Israel stocks drop on SVB failure as government vows aid for tech firms
By Steven Scheer
JERUSALEM (Reuters) – Israeli shares slid more than 4% on the Tel Aviv Stock Exchange (TASE) on Sunday led by financial firms following the failure of SVB Financial Group late last week, while the government vowed to help Israeli tech firms affected.
With Israel’s trading week running Sunday through Thursday, it was the first opportunity for Tel Aviv investors to react to the failure of Silicon Valley Bank, the largest bank to fail since the 2008 financial crisis but largely seen as an isolated event.
Banking regulator Yair Avidan said the SVB failure was an unfortunate opportunity to stress what is often taken for granted – ensuring the stability of the financial system.
“We are closely examining the case, and monitoring both the immediate developments and those that may come in any ‘following waves’ that may take place,” said Avidan, the Bank of Israel’s Supervisor of Banks.
He said he was taking part in an inter-ministerial team established by Finance Ministry to monitor, analyze and formulate a response as needed.
Israel’s tech sector is the country’s main growth engine, and its relationship with the Silicon Valley region is strong. Many Israeli startups had accounts at SVB although the amounts are not fully known.
Israel’s securities regulator said that because the SVB closure may have local consequences, it warned public companies to immediately report should there be any material effect on their activities or a significant effect on its share price.
Compugen Ltd said that through its U.S. subsidiary it currently held about 1.3% of its cash and cash equivalents with SVB, but “considers its exposure to any liquidity concern at SVB as immaterial.”
NextVision, a maker of micro stabilised cameras, said in a regulatory filing in Tel Aviv that it withdrew on Thursday almost all of the $2.7 million it held in SVB.
Qualitau Ltd, a developer of test equipment to the semi-conductor industry, said it had nearly $17 million at SVB and most of that was not federally insured.
It added it had “no information regarding the amounts of money it will be able to withdraw in the future from the balance of funds deposited in SVB and in relation to the timing when it will be possible to withdraw these funds.” Given an existing backlog of orders, it said it will continue activities.
Video platform developer Idomoo said it was working to withdraw its balance of $3 million from SVB, while technology venture fund Teuza said that while it didn’t have any funds in SVB, portfolio company Tyto Care had 35% of its cash balances there and it was working to transfer funds to Israel or another U.S. bank.

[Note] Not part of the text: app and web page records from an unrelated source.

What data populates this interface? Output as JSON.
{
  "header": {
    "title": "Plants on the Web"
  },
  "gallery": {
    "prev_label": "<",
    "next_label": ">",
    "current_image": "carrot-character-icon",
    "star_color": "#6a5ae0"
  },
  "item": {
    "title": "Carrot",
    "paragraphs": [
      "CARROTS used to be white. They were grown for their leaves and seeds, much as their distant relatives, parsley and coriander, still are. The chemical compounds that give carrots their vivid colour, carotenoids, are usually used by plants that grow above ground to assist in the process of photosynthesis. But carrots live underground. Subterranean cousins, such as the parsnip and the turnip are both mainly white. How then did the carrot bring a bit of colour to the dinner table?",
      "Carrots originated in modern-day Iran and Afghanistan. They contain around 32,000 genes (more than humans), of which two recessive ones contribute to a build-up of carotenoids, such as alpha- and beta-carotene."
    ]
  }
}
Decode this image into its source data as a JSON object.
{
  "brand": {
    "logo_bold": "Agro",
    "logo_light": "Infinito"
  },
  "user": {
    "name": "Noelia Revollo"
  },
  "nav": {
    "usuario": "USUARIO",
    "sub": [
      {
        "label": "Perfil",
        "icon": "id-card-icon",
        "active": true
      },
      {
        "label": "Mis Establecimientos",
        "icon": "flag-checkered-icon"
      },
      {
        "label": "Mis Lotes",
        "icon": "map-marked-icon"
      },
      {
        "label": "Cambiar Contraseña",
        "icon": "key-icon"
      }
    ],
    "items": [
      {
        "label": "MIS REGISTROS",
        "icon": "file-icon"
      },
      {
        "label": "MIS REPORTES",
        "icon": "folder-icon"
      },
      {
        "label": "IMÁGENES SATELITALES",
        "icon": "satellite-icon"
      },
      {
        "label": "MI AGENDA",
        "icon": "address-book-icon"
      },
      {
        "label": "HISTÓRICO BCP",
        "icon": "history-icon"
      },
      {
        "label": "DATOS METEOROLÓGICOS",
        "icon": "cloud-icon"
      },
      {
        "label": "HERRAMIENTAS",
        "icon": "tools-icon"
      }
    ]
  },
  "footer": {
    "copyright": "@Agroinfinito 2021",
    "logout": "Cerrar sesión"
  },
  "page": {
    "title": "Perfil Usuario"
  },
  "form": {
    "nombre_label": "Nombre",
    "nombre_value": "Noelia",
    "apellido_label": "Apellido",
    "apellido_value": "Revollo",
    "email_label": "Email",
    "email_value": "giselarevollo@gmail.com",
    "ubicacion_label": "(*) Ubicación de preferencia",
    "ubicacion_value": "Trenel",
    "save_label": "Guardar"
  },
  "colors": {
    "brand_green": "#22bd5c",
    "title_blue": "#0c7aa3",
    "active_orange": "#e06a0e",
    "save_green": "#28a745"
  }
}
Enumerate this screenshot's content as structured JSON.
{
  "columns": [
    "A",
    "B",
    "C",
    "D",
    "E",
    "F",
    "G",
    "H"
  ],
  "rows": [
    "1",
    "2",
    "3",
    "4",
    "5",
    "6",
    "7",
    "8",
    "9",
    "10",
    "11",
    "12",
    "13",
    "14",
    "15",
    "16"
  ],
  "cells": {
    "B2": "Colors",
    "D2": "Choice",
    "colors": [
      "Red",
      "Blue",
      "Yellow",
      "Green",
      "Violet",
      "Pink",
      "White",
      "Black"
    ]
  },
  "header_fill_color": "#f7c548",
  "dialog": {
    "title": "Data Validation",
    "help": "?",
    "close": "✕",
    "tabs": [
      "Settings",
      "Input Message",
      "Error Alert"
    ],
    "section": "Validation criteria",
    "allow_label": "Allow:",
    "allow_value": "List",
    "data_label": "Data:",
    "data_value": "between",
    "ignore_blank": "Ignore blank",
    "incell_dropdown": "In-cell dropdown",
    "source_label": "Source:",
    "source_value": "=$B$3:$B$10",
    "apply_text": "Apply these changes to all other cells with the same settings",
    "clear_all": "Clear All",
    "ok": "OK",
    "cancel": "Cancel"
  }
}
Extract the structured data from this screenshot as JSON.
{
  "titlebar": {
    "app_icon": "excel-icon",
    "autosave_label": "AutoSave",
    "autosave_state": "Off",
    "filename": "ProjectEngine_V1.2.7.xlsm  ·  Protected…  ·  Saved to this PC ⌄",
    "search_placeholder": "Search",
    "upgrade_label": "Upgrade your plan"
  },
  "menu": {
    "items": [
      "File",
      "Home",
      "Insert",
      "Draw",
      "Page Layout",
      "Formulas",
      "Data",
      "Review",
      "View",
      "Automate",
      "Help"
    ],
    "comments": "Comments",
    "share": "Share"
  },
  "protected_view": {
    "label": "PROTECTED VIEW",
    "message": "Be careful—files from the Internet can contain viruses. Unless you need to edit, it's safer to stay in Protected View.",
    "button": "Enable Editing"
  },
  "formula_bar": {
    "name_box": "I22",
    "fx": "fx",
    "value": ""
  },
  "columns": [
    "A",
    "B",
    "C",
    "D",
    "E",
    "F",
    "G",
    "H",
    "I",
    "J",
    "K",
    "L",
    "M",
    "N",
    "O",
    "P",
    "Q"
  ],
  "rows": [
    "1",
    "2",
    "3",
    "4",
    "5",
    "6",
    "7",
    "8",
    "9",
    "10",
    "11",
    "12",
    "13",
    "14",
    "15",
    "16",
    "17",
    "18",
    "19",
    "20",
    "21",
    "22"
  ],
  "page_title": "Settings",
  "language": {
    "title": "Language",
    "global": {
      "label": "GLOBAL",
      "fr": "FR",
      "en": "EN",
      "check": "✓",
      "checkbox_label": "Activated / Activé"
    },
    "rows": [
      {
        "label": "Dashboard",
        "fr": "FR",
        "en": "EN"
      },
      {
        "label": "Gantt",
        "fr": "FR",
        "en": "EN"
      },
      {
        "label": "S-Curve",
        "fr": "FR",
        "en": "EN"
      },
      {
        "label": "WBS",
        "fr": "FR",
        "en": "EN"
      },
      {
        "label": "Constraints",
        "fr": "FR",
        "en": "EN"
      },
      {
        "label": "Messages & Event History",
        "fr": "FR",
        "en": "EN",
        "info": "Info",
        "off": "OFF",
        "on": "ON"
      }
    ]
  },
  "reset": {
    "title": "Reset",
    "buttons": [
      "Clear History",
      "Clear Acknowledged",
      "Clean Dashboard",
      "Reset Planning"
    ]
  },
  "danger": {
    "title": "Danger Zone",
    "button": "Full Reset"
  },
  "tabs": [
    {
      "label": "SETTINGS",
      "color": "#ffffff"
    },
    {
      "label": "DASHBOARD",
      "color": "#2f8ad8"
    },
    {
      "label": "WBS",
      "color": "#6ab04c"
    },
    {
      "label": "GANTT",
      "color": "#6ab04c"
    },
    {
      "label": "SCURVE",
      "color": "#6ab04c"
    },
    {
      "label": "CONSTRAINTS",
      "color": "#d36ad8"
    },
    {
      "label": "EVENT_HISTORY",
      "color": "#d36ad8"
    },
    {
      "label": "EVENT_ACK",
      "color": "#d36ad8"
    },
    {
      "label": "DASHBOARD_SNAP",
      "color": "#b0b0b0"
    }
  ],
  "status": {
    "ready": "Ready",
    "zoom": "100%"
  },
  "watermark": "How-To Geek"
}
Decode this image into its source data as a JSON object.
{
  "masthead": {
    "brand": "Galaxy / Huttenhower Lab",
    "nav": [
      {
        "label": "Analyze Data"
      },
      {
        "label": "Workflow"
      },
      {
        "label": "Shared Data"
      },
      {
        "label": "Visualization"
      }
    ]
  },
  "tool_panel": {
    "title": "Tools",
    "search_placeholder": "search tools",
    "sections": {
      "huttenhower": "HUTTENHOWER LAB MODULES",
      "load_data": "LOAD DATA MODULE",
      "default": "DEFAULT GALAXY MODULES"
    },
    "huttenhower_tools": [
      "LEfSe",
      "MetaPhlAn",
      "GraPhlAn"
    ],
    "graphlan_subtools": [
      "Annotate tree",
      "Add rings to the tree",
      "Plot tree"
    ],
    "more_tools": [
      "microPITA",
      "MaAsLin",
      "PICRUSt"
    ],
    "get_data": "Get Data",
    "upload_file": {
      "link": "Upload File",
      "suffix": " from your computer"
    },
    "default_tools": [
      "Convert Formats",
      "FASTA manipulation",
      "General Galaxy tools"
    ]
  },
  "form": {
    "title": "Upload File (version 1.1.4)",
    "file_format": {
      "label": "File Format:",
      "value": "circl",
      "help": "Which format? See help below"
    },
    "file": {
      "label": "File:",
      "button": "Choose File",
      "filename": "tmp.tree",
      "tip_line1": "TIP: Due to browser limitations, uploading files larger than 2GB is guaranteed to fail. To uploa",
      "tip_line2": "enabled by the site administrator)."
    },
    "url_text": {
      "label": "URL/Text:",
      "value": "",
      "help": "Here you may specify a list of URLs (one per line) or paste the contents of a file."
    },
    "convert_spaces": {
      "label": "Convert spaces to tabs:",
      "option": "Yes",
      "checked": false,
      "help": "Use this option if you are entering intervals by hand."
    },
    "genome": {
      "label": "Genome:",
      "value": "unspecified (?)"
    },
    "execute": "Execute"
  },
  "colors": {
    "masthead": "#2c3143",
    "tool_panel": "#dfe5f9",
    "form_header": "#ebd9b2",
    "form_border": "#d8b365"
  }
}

The Tel Aviv index of the five largest banks was down 4% in afternoon trading, while the index of eight insurers fell 4.7%. Government bond prices rose as much as 0.8%.
Prime Minister Benjamin Netanyahu said he would discuss the crisis with his finance and economy ministers and the Bank of Israel governor to see “if there are any necessary actions to help Israeli companies that have fallen into distress, especially liquidity distress, following the collapse of SVB.”
“We have an obligation, of course, to try to protect these companies, whose main operations are in Israel and will remain in Israel, and also their employees,” he told cabinet ministers in a veiled rebuke to high-tech executives who have actively protested the government’s planned judicial reforms and those who have said they would pull money out of Israel.
He added that Israel’s economy is “one of the safest and most stable economies in the world.”
Data published on Sunday showed Israel’s economy grew 6.4% in 2022 and an annualised 5.6% in the fourth quarter.
Israel’s two largest banks, Leumi and Hapoalim, said their tech banking arms would issue loans to startups and other tech firms that were without access to credit in the wake of SVB’s collapse.
Leumi said that it was able to help customers transfer about $1 billion to Israel from SVB prior to the Federal Deposit Insurance Corporation (FDIC) being named as receiver for later disposition of the U.S. bank’s assets.